John
Mantley, Oversaw TV's 'Gunsmoke' In Its Later Years,
Dead at 82
John Mantley, who oversaw Doc, Festus, Matt and Kitty
as executive
producer of "Gunsmoke" during the landmark TV
western's final decade,
has died, Tuesday, January 14, 2003, at his home in Sherman
Oaks,
California, with Alzheimer's disease, at the age of 82.
A former stage and radio actor who began his television
career directing
live dramas in New York City, New York, in the early 1950s,
Mantley
later wrote for many live and filmed dramatic shows, including
"
Checkmate," "Desilu-Westinghouse Playhouse," "Kraft
Television
Theater," "The Outer Limits" and "Rawhide," as
well as 23 episodes of
the "The Untouchables."
"Gunsmoke," which
began on radio in 1952, debuted on CBS-TV in 1955. With James Arness starring as Marshal Matt Dillon, the
series helped usher in an era of TV western fare aimed at adult audiences.
Mantley began as a script consultant on the show in 1964.
He became
associate producer the following season, producer the next
and, in 1967, took the reins as executive producer.
Arness
recalled this week: "The ratings
were sliding a bit, and they
wanted to get some new blood on the show. They luckily
were able to get John, and he came and just completely revived the show."

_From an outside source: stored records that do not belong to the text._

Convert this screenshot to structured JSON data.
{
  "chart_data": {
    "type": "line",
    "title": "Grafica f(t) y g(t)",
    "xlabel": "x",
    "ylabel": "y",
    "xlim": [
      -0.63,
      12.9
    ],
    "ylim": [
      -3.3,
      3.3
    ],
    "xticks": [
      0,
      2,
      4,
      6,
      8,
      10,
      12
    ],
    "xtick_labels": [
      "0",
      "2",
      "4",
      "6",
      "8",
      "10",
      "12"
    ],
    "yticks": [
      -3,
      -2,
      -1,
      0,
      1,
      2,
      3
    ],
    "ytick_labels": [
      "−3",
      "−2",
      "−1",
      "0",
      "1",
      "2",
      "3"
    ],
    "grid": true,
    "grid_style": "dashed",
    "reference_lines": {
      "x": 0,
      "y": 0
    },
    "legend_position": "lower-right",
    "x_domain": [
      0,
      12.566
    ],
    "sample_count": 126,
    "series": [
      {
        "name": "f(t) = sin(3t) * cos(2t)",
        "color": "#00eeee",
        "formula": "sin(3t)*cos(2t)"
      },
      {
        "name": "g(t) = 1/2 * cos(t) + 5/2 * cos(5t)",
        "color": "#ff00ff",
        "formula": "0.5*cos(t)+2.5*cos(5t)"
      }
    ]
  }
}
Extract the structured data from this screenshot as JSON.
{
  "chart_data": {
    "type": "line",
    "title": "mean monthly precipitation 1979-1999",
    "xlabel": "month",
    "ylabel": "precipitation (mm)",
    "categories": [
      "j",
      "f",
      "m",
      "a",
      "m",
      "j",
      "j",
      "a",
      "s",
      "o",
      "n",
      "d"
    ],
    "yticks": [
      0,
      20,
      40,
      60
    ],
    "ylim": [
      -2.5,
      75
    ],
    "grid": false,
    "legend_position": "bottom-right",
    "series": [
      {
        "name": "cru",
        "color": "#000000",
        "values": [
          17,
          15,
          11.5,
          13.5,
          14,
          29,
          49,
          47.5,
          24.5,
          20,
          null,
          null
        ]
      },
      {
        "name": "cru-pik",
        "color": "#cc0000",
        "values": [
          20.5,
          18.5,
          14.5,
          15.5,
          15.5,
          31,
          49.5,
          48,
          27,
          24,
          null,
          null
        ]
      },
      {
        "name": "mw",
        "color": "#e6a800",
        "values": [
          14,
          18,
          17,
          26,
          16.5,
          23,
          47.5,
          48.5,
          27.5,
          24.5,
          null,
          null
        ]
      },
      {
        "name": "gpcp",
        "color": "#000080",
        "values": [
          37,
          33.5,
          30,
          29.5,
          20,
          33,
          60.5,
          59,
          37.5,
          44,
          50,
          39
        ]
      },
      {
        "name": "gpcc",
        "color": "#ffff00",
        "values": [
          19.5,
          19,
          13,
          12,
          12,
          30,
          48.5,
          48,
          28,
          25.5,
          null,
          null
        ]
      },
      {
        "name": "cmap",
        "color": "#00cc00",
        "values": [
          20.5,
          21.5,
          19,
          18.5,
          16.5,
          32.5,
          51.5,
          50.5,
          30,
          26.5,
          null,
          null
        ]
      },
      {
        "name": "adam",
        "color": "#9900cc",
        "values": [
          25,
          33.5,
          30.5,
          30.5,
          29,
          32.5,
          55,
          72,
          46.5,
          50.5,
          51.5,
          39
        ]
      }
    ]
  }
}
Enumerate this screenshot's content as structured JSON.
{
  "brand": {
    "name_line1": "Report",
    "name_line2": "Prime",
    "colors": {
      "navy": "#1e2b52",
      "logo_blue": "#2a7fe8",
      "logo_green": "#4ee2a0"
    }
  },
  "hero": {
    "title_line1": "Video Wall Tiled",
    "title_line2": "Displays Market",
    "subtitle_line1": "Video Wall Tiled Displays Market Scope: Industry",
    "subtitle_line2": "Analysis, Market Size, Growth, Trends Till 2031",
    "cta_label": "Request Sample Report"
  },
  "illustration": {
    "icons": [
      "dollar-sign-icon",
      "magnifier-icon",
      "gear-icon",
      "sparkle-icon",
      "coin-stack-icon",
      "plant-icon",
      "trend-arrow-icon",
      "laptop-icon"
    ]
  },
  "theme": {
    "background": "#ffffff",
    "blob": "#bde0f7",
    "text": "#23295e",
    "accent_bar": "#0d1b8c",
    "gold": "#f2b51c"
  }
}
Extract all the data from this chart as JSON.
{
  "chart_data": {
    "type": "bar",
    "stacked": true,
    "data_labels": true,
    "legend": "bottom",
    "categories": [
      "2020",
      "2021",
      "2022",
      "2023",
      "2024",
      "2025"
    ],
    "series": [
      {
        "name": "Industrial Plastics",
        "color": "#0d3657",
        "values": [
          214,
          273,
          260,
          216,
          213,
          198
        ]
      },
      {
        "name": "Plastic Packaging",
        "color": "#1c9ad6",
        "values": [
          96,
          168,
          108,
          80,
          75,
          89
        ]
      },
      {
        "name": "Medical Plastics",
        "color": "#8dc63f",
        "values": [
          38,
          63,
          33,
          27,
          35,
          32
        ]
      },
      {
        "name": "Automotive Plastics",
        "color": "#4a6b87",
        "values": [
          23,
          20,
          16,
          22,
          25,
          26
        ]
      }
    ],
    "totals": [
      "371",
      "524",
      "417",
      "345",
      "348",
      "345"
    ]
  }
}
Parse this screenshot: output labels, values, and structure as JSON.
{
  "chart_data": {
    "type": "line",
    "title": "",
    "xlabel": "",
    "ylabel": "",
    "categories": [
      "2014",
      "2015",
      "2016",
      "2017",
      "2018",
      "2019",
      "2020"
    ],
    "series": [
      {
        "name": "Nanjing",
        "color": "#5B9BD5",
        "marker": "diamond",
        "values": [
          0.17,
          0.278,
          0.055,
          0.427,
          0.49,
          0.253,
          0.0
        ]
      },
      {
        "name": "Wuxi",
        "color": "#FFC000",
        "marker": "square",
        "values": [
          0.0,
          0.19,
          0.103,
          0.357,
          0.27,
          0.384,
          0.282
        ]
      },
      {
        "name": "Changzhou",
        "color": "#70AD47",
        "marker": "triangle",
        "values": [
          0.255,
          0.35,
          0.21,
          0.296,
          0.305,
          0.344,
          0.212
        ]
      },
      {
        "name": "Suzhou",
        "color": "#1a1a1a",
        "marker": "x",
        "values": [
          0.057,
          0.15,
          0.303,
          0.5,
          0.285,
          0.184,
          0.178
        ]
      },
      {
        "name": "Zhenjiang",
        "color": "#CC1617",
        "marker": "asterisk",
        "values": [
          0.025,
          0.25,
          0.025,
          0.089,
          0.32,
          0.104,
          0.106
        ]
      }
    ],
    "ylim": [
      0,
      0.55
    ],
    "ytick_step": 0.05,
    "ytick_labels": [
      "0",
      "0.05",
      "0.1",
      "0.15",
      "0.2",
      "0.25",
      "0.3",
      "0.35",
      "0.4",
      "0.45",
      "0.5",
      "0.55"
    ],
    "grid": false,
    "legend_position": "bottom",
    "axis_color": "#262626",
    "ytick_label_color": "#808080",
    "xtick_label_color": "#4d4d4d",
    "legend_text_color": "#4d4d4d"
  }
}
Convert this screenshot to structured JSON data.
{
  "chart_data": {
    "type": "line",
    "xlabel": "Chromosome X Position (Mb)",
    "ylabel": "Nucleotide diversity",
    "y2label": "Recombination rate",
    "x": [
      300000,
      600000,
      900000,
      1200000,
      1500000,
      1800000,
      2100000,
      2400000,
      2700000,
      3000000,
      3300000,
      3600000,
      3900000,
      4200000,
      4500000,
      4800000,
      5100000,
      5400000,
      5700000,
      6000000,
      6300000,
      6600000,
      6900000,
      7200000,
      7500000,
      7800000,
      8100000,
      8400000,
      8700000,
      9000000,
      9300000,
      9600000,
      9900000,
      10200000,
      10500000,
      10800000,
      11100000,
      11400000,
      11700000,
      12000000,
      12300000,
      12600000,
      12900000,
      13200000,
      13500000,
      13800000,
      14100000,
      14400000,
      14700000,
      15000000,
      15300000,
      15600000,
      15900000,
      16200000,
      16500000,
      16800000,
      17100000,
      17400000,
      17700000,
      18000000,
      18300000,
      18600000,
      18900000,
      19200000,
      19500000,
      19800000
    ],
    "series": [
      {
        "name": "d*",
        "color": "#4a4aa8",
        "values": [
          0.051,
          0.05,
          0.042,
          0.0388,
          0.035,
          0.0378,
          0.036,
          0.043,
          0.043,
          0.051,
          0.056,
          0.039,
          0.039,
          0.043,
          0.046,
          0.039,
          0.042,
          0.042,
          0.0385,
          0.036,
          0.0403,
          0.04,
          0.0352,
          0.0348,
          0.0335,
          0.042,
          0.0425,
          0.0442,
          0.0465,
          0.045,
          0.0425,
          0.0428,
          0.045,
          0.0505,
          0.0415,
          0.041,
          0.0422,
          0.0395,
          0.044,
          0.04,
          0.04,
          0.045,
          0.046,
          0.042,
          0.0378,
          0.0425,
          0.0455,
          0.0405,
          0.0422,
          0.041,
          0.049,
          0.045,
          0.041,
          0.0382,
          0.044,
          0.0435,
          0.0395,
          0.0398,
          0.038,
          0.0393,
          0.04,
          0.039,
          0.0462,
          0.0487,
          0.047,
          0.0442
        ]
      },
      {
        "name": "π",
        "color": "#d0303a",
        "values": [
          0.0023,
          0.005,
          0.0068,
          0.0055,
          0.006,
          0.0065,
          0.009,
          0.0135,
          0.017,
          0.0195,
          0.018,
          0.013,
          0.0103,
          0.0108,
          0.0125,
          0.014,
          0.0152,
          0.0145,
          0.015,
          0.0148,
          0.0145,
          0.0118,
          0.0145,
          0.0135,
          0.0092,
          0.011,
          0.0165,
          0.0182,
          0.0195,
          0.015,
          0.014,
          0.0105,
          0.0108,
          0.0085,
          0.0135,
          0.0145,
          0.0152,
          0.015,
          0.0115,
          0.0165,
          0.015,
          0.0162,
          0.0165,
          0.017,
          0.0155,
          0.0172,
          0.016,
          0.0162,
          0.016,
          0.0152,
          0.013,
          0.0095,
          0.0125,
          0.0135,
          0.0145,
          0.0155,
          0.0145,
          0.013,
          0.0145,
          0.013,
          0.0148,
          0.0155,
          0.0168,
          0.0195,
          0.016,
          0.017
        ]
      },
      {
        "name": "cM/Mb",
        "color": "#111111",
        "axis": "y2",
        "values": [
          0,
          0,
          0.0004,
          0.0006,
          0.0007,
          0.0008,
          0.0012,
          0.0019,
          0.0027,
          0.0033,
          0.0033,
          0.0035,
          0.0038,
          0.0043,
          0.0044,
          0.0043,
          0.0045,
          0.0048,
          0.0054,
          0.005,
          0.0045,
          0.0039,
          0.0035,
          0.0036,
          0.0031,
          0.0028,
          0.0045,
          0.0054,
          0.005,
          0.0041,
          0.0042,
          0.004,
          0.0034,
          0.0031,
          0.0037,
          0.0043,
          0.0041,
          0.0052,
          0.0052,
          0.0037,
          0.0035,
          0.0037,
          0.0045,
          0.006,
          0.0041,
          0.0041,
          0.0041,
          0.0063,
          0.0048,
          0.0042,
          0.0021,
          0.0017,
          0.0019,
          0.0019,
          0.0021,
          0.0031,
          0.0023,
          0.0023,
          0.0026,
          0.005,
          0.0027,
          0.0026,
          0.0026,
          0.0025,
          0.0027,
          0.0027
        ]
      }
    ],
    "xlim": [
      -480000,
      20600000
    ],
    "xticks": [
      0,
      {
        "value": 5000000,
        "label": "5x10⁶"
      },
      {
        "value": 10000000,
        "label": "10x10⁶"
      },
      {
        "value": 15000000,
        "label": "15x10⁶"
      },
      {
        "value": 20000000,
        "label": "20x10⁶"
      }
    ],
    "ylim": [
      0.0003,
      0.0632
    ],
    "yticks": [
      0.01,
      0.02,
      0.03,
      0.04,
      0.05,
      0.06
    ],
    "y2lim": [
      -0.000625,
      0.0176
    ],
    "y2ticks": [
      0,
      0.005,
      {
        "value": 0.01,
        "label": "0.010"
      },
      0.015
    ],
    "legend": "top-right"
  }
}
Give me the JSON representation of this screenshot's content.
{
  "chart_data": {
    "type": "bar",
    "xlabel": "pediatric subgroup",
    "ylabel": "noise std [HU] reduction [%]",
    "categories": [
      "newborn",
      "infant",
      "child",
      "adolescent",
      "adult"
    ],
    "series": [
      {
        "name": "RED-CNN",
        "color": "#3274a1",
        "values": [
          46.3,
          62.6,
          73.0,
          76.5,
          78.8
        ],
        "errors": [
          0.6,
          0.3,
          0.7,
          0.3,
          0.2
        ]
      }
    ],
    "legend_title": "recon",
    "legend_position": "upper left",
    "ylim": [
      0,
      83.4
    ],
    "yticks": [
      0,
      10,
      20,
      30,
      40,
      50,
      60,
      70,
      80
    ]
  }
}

Shifting the show from its focus on the central characters
to more of an
anthology style with stories featuring guest stars such
as Bette Davis,
Arness said, "was one of the innovations that he brought
in. And it
really worked well, because this gave us the opportunity
to broaden out
the story approach to things by bringing in new characters
and opening
it up."
With
that, Arness said, "the drop
in the ratings we were suffering at
the time turned right around and went back up."
Until "Gunsmoke" was canceled in 1975 after
20 years, Arness said, "John ran that show and made it work better than it ever had
before."
Mantley was involved in all aspects of the series, Arness
said.
"He
was a guy who was just completely dedicated to doing
the best
possible job that could be done on the show," the
actor said. "Plus, he
had a monumental amount of energy and drive.
"He'd
be up until 11 or 12 o'clock at night sometimes in the
editing
room going over and over a scene he wanted to make a little
better. He
lived for the show, and he had the desire for excellence."
Looking
back over his years on "Gunsmoke," Mantley
told The Times in
1975 that he thought the show's finest hours were during
its period as a dramatic anthology with guest stars of the caliber of Jack
Albertson,
Richard Kiley, Vera Miles and Suzanne Pleshette.
"What we were doing was 'Studio One,' " said
Mantley, referring to the
respected dramatic anthology series that ran from 1948
to 1958 on
television.
The producer regretted the loss of the classic western
form.
"It's the American morality play," he said, "as
stylized as a ballet,
the eternal struggle between good and evil reenacted with
good always
triumphant."
After "Gunsmoke" was canceled, Mantley was executive
producer of "How the West Was Won," an ABC series also starring Arness
-- as a mountain man -- that began as the 1976 miniseries "The Macahans." They
later teamed up on "Gunsmoke: Return to Dodge," a 1987
CBS movie, which led to four other TV movie revivals.
Born in Ontario, Canada, in 1920, Mantley grew up in a
show business
family.
His parents were stage actors, and silent screen legend
Mary Pickford was a second cousin. Mantley, who dreamed of becoming an
actor as a boy, delivered the eulogy for "America's sweetheart" in
1981.
Mantley earned a bachelor's degree from the University
of Toronto in 1942 and served as a fighter pilot with the Royal Canadian
Air Force
during World War II. He earned a master's degree in theater
arts from the Pasadena Playhouse in 1947.
In 1951, after finding acting to be less exciting than
he thought it
would be, he became a director of live television in New
York City.
At one point, he was directing three half-hour shows a
week, including
"
Teatro Televisione," a show for the Italian community,
which may have
been the first foreign-language dramatic show on U.S. TV.
Moving to Rome in 1952, Mantley directed a filmed anthology
series that
aired in America as "The Conrad Nagle Theatre." He
also directed Italian
feature films.
Unable to land directing jobs when he returned to the
United States in
1956, he turned to writing for television. He also wrote
two novels in
the 1950s -- "The 27th Day" and "The Snow
Birch," both of which were
Book-of-the-Month Club selections and were turned into
movies.
Mantley, whose TV credits include a stint as producer
of the '60s
western "The Wild Wild West" and co-producer
of the 1968 western movie "
Firecreek," starring James Stewart and Henry Fonda,
was inducted into the Producers Hall of Fame in 1992.